Outside of the hospital, spending a bit more time in the firetruck with Abraham and company would have been nice. Perhaps an update on Eugene’s status? How Abraham is acclimating to the group after his temper tantrum? There were just so many missed chances to keep building characters. And it wasn’t even an instance of the show opting for action over substance. It was a clear case of the show having too many characters it needed to service and just not enough time to tell the story right. That is a problem, and one that shouldn’t be happening at this juncture in the series. The only reason Abraham’s gang even arrived at the church, and later, the hospital, was so that we could have Maggie remember she has a sister and then see Beth’s dead body to heighten the emotional impact of Beth’s death. But we didn’t need that moment. The series has done such an excellent job with developing Beth’s character that her death resonates enough even without Maggie’s reaction. After all, when Daryl Dixon cries, we all cry.

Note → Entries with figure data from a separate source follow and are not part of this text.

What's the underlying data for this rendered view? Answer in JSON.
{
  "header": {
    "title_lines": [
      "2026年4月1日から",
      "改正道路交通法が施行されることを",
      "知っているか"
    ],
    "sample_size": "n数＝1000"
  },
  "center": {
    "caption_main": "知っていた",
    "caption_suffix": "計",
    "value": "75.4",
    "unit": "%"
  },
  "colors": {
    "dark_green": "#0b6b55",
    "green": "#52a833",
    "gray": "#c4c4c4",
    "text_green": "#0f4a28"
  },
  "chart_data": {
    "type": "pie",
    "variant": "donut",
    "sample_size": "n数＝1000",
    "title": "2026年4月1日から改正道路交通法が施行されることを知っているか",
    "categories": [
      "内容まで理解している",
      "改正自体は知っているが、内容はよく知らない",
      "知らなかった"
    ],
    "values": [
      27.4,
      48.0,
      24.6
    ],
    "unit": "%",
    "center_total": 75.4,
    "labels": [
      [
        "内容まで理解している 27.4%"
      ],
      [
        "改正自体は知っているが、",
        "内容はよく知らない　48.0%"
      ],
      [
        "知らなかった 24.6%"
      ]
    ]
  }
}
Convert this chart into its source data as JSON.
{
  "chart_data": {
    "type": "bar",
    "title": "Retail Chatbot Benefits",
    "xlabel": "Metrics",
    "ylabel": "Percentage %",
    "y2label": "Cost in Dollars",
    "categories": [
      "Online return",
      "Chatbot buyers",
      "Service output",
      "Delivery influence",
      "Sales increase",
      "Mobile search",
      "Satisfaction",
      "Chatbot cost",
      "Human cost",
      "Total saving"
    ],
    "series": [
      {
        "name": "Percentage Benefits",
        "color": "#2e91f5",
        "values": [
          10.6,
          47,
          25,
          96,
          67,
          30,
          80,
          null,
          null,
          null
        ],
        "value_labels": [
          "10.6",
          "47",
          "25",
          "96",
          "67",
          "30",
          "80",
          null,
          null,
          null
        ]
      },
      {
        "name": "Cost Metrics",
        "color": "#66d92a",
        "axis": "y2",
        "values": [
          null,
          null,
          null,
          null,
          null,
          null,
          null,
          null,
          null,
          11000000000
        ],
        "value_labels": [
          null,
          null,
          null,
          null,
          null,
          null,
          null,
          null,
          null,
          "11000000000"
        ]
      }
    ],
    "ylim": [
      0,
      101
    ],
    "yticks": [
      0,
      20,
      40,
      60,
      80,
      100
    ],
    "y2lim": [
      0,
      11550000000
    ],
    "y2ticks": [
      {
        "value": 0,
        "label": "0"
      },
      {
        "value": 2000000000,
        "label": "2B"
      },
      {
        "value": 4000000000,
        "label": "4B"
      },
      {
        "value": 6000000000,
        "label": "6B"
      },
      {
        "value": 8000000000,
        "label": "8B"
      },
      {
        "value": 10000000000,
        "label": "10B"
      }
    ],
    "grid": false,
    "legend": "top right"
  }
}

The first half of season five has been the strongest of the show’s entire run, and this slight narrative stumble at its close doesn’t diminish the episodes that have led up to this place. That being said, the writers have their work cut out for them for the back half of the season. For the first time this season, the gang has no direction. They aren’t trying to escape anyone and they aren’t heading to a particular place. Certainly, the characters need some time to mourn the loss of Beth, but a path must emerge sooner rather than later. It will be a dark period when the show returns in February, but it will also be a chance for some really excellent performances. February 8th can’t come fast enough.
— Since it was her last hurrah, I would be remiss if I didn’t give credit to Emily Kinney for her excellent work on the series. She’s been excellent showing Beth’s slow transformation from a sunny singing young girl into a hardened young woman. I’m sad to see her go.
— While the episode had several pacing issues, the final sequence with Beth’s death was paced exquisitely. I was so sure she was going to slit Dawn’s throat and start off a shooting spree, that I actually didn’t even realize Beth was shot until I saw her fall.
— So, Morgan has reached the church and found the map. We have no knowledge as to how far behind the group Morgan is, but I think it’s safe to say he’s heading to Washington D.C. now. The only question is whether or not the group will follow.